Raumfahrende unter Strom

Für Langzeitmissionen stellt sich damit eine weitere Herausforderung: die Entwicklung ebenso kompakter wie effizienter Sportgeräte. Schließlich wird ein Raumschiff zum Mars weniger Platz für die Fitnessecke bieten als heute die ISS.

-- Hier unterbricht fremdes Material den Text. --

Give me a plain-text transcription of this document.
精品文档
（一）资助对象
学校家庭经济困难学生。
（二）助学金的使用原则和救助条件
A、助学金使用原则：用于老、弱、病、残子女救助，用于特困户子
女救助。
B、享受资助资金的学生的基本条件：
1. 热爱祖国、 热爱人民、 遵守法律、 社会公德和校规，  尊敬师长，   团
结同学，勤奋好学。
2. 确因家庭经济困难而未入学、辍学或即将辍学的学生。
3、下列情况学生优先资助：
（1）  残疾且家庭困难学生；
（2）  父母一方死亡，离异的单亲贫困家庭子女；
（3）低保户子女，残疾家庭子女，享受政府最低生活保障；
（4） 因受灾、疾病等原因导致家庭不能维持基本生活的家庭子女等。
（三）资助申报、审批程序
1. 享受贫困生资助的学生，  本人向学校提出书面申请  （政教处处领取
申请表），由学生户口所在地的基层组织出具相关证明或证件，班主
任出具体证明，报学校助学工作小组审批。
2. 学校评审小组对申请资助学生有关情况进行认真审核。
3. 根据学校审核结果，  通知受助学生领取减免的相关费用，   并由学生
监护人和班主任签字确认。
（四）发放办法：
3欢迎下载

Experimentiert wird daher etwa mit EMS-Anzügen, die Muskeln durch schwache Stromimpulse stimulieren und das Training so effektiver machen könnten. Durch die elektrische Unterstützung sollen auch die kleinen Muskeln besser trainiert werden, die die Wirbelsäule stabilisieren – um so ein weiteres bekanntes Problem von Raumfahrenden in den Griff zu bekommen: Ihr Risiko für Bandscheibenvorfälle ist nach der Landung massiv erhöht.

 

Brennender Ausschlag und Zwillingsstudie im Orbit

Wie hart die Rückkehr auf die Erde sein kann, hat NASA-Astronaut Scott Kelly wie kaum ein anderer erlebt. Nach seinen 342 Tagen auf der ISS fühlte er sich wie ein Grippekranker: Fieber, Dauerübelkeit, Schwindel. Seine Waden schwollen auf Ballongröße an, seine Haut überzog sich mit einem Ausschlag und schmerzte bei jeder Berührung. Noch Monate später hatte er mit extremer Erschöpfung zu kämpfen.

Und der direkte Vergleich mit seinem eineiigen Zwilling zeigte: Der Langzeitaufenthalt im All hatte sich bei Kelly bis auf die molekulare Ebene ausgewirkt. Seine Chromosomen und das Mikrobiom seines Darms hatten sich verändert, seine kognitiven Fähigkeiten verlangsamt, und manche Gene wechselten zwischen aktivem und inaktivem Zustand.

Ein Ergebnis, das auch eine umfängliche Untersuchung der Weltraumtouristinnen und -touristen der Inspiration4-Mission bestätigte. Die vier Astronautinnen und Astronauten waren nur vier Tage unterwegs. Es dauerte aber sechs Monate, bis sich ihre Genaktivitäten wieder normalisiert hatten. Beim Langzeitastronauten Scott Kelly arbeiteten nach dieser Frist viele seiner Gene noch immer im Weltraummodus.

 

Sind Frauen die besseren Astronauten?

Ein weiteres interessantes Ergebnis der Untersuchung: Frauen stecken Weltraumflüge offenbar genetisch besser weg. Ihre Körper sind nach dem Trip schneller wieder im Normalzustand als der ihrer männlichen Kollegen. Woran das liegt, ist noch nicht bekannt. Die Vermutung der Forschenden: Da Frauen mit Schwangerschaften zurechtkommen müssen, seien ihre Körper besser auf starke physiologische Änderungen vorbereitet.

 

Kosmische Strahlung und kompatibles Kollegium

Was für Raumfahrende aller Geschlechter gilt: Durch die deutlich höhere Strahlenbelastung im All steigt das Krebsrisiko. Sind wir auf dem Boden pro Jahr einer Dosis von zwei bis vier Millisievert (mSv) ausgesetzt, wären es allein für Hin- und Rückflug zum Mars bis zu 800 mSv. Das ist doppelt so viel, wie Menschen, die hierzulande etwa an Röntgengeräten arbeiten, in ihrem gesamten Berufsleben abbekommen dürfen. Marsreisende bestmöglich vor dieser Strahlung zu schützen sei technisch sehr schwierig, allerdings durchaus möglich, so Forschende des Helmholtz-Zentrums Potsdam.

Zu all diesen körperlichen Strapazen kommt die psychische Belastung hinzu. Denn in engen Raumschiffen liegt die Privatsphäre bei null Komma null. Bei der Auswahl und Ausbildung der Marsreisenden muss deshalb stark darauf geachtet werden, dass sie emotional stabil, belastbar und sozial kompatibel sind und darüber hinaus gut zusammenpassen, damit schließlich nicht nur die letzten Überlebenden den Roten Planten erreichen.